FIG. 1 is a basic circuit diagram of the present invention.

FIG. 2 is a practical circuit diagram of the present invention.

FIG. 3 is a bridge circuit diagram using the control device of the present invention.

FIG. 4 is a circuit diagram of a servo motor speed controller.

FIG. 5 is an inverter circuit diagram.

FIG. 6 is a switching regulator circuit diagram.

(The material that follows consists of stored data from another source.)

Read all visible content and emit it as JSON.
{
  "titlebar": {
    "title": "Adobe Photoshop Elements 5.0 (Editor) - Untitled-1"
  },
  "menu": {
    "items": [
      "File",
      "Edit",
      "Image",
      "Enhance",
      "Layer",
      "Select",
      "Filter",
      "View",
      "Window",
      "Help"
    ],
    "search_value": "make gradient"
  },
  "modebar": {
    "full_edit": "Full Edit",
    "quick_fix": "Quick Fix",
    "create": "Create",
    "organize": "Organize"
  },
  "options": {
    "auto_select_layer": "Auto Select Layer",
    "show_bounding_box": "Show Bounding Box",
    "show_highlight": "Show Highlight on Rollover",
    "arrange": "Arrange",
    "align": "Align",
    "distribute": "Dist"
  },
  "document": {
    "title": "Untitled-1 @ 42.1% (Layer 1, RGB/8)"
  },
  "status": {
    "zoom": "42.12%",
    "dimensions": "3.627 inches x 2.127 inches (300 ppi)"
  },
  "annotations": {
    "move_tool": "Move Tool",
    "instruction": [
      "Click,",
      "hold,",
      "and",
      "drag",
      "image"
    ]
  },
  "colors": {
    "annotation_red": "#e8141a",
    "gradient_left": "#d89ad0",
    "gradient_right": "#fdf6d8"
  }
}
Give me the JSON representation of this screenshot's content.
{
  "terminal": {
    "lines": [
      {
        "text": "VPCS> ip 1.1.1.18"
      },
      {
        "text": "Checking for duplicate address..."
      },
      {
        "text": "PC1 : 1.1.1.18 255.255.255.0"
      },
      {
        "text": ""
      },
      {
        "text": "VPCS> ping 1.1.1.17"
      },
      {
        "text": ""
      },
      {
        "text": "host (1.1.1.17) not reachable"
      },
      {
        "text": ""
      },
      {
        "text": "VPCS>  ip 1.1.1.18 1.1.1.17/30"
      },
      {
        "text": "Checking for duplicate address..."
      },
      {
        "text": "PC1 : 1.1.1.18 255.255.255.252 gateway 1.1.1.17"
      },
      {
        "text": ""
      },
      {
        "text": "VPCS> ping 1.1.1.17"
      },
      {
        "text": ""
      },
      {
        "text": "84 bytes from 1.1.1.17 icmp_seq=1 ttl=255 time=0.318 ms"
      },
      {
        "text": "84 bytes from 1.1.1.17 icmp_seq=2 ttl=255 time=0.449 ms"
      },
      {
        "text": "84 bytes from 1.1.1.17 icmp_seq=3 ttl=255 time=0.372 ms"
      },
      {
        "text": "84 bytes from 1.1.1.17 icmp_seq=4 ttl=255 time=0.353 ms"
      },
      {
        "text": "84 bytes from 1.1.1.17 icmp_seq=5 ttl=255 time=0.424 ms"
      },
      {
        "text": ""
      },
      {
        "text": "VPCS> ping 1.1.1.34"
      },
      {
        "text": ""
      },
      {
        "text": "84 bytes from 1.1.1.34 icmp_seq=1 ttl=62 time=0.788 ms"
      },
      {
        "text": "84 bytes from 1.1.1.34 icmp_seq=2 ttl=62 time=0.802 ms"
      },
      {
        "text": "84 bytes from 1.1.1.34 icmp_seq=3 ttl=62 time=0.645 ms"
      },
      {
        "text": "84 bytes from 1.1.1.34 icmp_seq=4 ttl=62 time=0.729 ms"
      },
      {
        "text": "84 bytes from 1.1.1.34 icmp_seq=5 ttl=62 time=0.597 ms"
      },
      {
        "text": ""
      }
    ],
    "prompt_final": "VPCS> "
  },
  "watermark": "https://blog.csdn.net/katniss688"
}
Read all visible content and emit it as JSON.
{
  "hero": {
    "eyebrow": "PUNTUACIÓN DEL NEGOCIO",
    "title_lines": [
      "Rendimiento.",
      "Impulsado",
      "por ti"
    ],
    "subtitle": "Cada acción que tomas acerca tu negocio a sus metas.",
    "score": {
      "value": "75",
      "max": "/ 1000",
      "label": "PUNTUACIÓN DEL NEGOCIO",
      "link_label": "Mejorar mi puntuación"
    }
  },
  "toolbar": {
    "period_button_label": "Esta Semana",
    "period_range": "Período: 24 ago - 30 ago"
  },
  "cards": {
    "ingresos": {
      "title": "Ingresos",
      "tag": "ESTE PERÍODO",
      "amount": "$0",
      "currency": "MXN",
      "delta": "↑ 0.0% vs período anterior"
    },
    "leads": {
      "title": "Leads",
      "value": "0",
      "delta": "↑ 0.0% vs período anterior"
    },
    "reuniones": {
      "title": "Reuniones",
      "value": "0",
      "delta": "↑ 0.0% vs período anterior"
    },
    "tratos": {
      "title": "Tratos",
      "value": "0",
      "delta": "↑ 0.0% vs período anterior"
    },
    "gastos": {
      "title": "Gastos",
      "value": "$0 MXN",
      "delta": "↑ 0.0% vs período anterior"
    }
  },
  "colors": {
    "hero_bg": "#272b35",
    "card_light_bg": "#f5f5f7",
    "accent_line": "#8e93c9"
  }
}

FIG. 7 is a circuit diagram of a conventional device.

[Explanation of symbols]

 Reference Signs List 30 Transistor as switching element 30A FET as switching element 38 Control capacitor 42 Negative voltage source capacitor 50 Base circuit as control input terminal circuit 50A Gate circuit as control input terminal circuit C Control device of the present invention

Claims (8)

(57) [Claims] 1. A switching element which performs on / off control by applying a positive voltage and a negative voltage to a control input terminal, comprising: a DC power supply connected in series to the switching element; and a DC power supply when the switching element is turned off. A positive voltage source capacitor and a control capacitor connected in series to each other, and a negative current charged by a discharge current of the control capacitor discharged through the switching element when the switching element is turned on.
Characterized by comprising a capacitor for pressure source and a positive electrode voltage and the control input circuits for controlling the control input of the switching element using a negative electrode voltage of the negative voltage source capacitor of the positive voltage supply capacitor A switching device control device. 2. A diode interposed between a positive electrode charging terminal of the positive voltage source capacitor and a positive electrode terminal of the switching element, wherein the diode regulates discharge of the positive voltage source capacitor when the switching element is turned on. Item 2. A control device for a switching element according to Item 1. 3. The control device for a switching element according to claim 1, wherein said switching element is an NPN transistor. 4. The switching device control device according to claim 1, wherein said switching device is a MOS field effect transistor. 5. A bridge circuit formed by the switching element according to claim 1. 6. A speed control device for a servomotor using the bridge circuit according to claim 5. 7. An inverter device using the bridge circuit according to claim 4. 8. A switching regulator using the control device according to claim 1.